Posted by Cathy Gowdy on Tuesday, January 09, 2007 at 04:13:26 :
The Marin Journal
Thursday, January 27, 1921
Page 3
Death Asserts Claim For Woman of 78
Early in the morning of Jan. 17, 1921, Mrs. C. B. Towle passed away. She was 78 years, 3 months and 13 days old; being born near Canton, Ill., October 4, 1842, and was the youngest child of Stephen B. Holton, who crossed the plains and mountains in those early days when Mrs. Towle was but a small girl and settled in California near the present town of Martinez in 1852.
Mrs. Towle’s ancestors on both sides came from old New England, the first generation coming to America very soon after the landing of the Mayflower. One of the first records in their family history is that of a member of that first generation while seated as a member of a town counsel in old Plymouth Colony in the year 1622 when the question of liquor came up he voted “dry.”
From this ancestry have gone forth some of America’s most noted spiritual and temperance leaders, among them being Lyman Beecher and D. L. Moody. Their fervent religious spirit was manifested by Mrs. Towle’s parents while crossing the plains in their migration to California. In their train of prairie schooners were certain families who believed it indispensable while crossing the “Great Desert” to travel on the Sabbath Day lest they might perish in the desert for lack of water. Her parents with certain others believed it best to observe the day of worship as directed in Holy Scripture. They did so and crossed the desert in safety while those who refused to so observe the Sabbath were lost because their oxen became exhausted and thus they perished.

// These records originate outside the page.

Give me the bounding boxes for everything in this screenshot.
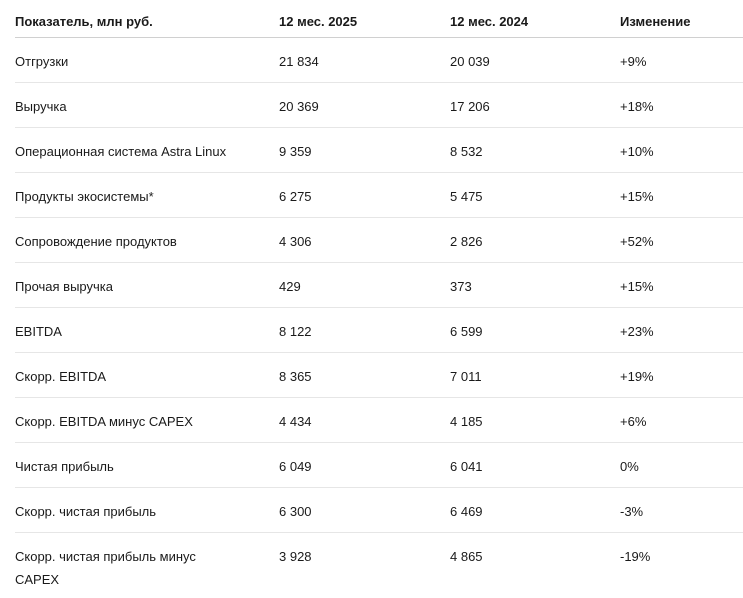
header-row: Показатель, млн руб. 12 мес. 2025 12 мес. … bbox=[15, 0, 743, 38]
table-cell: Отгрузки bbox=[15, 54, 69, 69]
table-cell: +10% bbox=[620, 144, 654, 159]
table-cell: Скорр. чистая прибыль bbox=[15, 504, 157, 519]
table-cell: 8 122 bbox=[279, 324, 312, 339]
table-row: Чистая прибыль 6 049 6 041 0% bbox=[15, 443, 743, 488]
table-cell: 6 469 bbox=[450, 504, 483, 519]
table-cell: EBITDA bbox=[15, 324, 62, 339]
table-row: Скорр. чистая прибыль 6 300 6 469 -3% bbox=[15, 488, 743, 533]
table-cell: 6 300 bbox=[279, 504, 312, 519]
table-row: Отгрузки 21 834 20 039 +9% bbox=[15, 38, 743, 83]
header-cell: 12 мес. 2024 bbox=[450, 14, 529, 29]
table-cell: 8 532 bbox=[450, 144, 483, 159]
table-row: Скорр. EBITDA 8 365 7 011 +19% bbox=[15, 353, 743, 398]
table-cell: 4 306 bbox=[279, 234, 312, 249]
table-cell: +15% bbox=[620, 189, 654, 204]
table-cell: Выручка bbox=[15, 99, 67, 114]
table-cell: +19% bbox=[620, 369, 654, 384]
table-cell: 6 275 bbox=[279, 189, 312, 204]
table-cell: +6% bbox=[620, 414, 647, 429]
table-row: Продукты экосистемы* 6 275 5 475 +15% bbox=[15, 173, 743, 218]
table-cell: +23% bbox=[620, 324, 654, 339]
table-cell: 17 206 bbox=[450, 99, 490, 114]
table-cell: -19% bbox=[620, 549, 651, 564]
table-cell: 373 bbox=[450, 279, 472, 294]
table-cell: 4 185 bbox=[450, 414, 483, 429]
table-row: Скорр. EBITDA минус CAPEX 4 434 4 185 +6% bbox=[15, 398, 743, 443]
table-cell: 6 049 bbox=[279, 459, 312, 474]
table-cell: +9% bbox=[620, 54, 647, 69]
table-row: Выручка 20 369 17 206 +18% bbox=[15, 83, 743, 128]
header-cell: 12 мес. 2025 bbox=[279, 14, 358, 29]
table-cell: 2 826 bbox=[450, 234, 483, 249]
table-cell: 6 041 bbox=[450, 459, 483, 474]
table-cell: 20 369 bbox=[279, 99, 319, 114]
table-cell: Прочая выручка bbox=[15, 279, 113, 294]
table-cell: 9 359 bbox=[279, 144, 312, 159]
table-cell: Операционная система Astra Linux bbox=[15, 144, 227, 159]
table-cell: 3 928 bbox=[279, 549, 312, 564]
table-row: Прочая выручка 429 373 +15% bbox=[15, 263, 743, 308]
table-cell: +18% bbox=[620, 99, 654, 114]
table-cell: 8 365 bbox=[279, 369, 312, 384]
table-cell: Продукты экосистемы* bbox=[15, 189, 154, 204]
table-cell: Сопровождение продуктов bbox=[15, 234, 177, 249]
table-row: Скорр. чистая прибыль минус CAPEX 3 928 4 … bbox=[15, 533, 743, 593]
table-cell: +15% bbox=[620, 279, 654, 294]
table-row: Операционная система Astra Linux 9 359 8 5… bbox=[15, 128, 743, 173]
table-cell: Скорр. EBITDA bbox=[15, 369, 107, 384]
table-cell: Скорр. EBITDA минус CAPEX bbox=[15, 414, 193, 429]
table-cell: 20 039 bbox=[450, 54, 490, 69]
table-cell: 4 434 bbox=[279, 414, 312, 429]
table-cell: 4 865 bbox=[450, 549, 483, 564]
header-cell: Показатель, млн руб. bbox=[15, 14, 153, 29]
table-cell: Скорр. чистая прибыль минус CAPEX bbox=[15, 549, 196, 587]
table-cell: 21 834 bbox=[279, 54, 319, 69]
table-cell: 6 599 bbox=[450, 324, 483, 339]
header-cell: Изменение bbox=[620, 14, 691, 29]
table-cell: 5 475 bbox=[450, 189, 483, 204]
table-row: Сопровождение продуктов 4 306 2 826 +52% bbox=[15, 218, 743, 263]
table-cell: -3% bbox=[620, 504, 644, 519]
table-cell: 7 011 bbox=[450, 369, 482, 384]
table-row: EBITDA 8 122 6 599 +23% bbox=[15, 308, 743, 353]
table-cell: 0% bbox=[620, 459, 639, 474]
table-cell: Чистая прибыль bbox=[15, 459, 114, 474]
table-cell: +52% bbox=[620, 234, 654, 249]
table-cell: 429 bbox=[279, 279, 301, 294]
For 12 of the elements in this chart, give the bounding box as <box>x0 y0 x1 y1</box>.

In the year 1861 she married C. B. Towle and came to San Francisco to set up their home, and for more than 59 years they were blessed in this happy union. Later the family moved to Vallejo where for 28 years her beloved husband was instructor and principle in the Vallejo schools and where they reared their family. They moved to Alturas, California, in the year 1900, and there enjoyed their home and faithful church life among devoted friends until December, 1919, when they moved to San Rafael to live with their son, C. H. Towle and their daughters, Mrs. H. M. Taylor.

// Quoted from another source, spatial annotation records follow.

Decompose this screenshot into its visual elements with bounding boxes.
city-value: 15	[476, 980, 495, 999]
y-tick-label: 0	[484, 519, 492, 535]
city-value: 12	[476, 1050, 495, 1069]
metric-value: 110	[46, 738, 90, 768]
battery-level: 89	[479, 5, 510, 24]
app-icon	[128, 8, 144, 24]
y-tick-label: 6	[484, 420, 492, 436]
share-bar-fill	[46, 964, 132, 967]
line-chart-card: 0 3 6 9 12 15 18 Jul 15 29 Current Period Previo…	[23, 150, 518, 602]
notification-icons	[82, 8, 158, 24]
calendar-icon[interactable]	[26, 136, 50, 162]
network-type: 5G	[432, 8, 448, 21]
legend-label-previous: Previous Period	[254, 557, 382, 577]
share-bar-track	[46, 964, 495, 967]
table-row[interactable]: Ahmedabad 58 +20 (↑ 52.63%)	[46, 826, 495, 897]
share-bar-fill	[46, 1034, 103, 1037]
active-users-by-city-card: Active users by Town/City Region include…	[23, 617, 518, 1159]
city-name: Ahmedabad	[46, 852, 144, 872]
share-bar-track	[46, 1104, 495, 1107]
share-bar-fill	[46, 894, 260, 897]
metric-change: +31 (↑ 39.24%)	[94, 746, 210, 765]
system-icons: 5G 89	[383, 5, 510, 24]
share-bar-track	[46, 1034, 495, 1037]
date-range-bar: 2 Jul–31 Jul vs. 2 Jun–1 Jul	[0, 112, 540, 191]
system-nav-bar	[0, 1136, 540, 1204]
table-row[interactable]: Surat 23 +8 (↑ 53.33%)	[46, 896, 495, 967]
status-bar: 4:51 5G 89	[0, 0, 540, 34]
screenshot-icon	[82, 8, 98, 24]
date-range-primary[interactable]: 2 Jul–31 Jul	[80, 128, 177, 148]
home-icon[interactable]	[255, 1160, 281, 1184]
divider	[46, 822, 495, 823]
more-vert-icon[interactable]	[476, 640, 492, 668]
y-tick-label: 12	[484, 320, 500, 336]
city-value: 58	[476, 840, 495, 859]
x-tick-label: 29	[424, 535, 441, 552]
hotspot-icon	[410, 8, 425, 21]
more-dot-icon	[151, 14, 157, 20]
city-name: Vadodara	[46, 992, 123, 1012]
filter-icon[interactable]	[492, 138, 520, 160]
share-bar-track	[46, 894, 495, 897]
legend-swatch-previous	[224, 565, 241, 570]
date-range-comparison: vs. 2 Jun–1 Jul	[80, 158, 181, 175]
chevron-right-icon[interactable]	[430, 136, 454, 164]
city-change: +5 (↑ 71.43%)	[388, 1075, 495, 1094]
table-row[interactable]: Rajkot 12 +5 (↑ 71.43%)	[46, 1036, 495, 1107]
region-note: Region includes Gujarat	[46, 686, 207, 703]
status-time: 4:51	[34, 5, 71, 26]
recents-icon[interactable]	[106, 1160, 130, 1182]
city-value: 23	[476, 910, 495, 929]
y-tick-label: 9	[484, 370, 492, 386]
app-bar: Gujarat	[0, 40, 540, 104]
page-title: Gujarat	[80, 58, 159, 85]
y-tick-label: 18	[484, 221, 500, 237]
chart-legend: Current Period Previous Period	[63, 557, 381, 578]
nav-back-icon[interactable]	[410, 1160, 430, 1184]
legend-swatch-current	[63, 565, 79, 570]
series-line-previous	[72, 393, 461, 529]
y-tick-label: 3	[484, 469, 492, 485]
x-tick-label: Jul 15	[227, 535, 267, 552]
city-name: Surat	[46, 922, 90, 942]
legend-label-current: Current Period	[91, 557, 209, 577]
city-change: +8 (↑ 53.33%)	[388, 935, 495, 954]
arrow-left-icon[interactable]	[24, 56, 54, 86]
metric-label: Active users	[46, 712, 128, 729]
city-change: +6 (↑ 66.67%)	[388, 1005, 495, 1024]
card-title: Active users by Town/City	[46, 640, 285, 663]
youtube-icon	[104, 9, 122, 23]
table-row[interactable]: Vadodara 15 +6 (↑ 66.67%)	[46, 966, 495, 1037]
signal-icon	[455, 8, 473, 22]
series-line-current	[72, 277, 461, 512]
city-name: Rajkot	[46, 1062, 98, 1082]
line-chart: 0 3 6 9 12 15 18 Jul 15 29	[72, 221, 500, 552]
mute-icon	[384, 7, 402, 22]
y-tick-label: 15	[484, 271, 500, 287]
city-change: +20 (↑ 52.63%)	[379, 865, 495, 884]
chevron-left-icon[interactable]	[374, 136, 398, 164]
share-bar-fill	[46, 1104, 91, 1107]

She was the youngest, and last to pass away, of a large family, and leaves on this side to wait that happy future reunion, her husband, C. B. Towle, and five children: Mrs. H. M. Taylor, of San Rafael; Wallace Towle, of DeQueen, Ark.; C. H. Towle, of San Rafael; Mrs. T. E. Barber, of Medellin, Col. S. A. who with her husband and children arrived home a few days before her mother became ill, and S. L. Towle of Oakland. Sweet memories will always follow the life of this devoted, loving mother, who ever found her greatest joy in quietly serving others.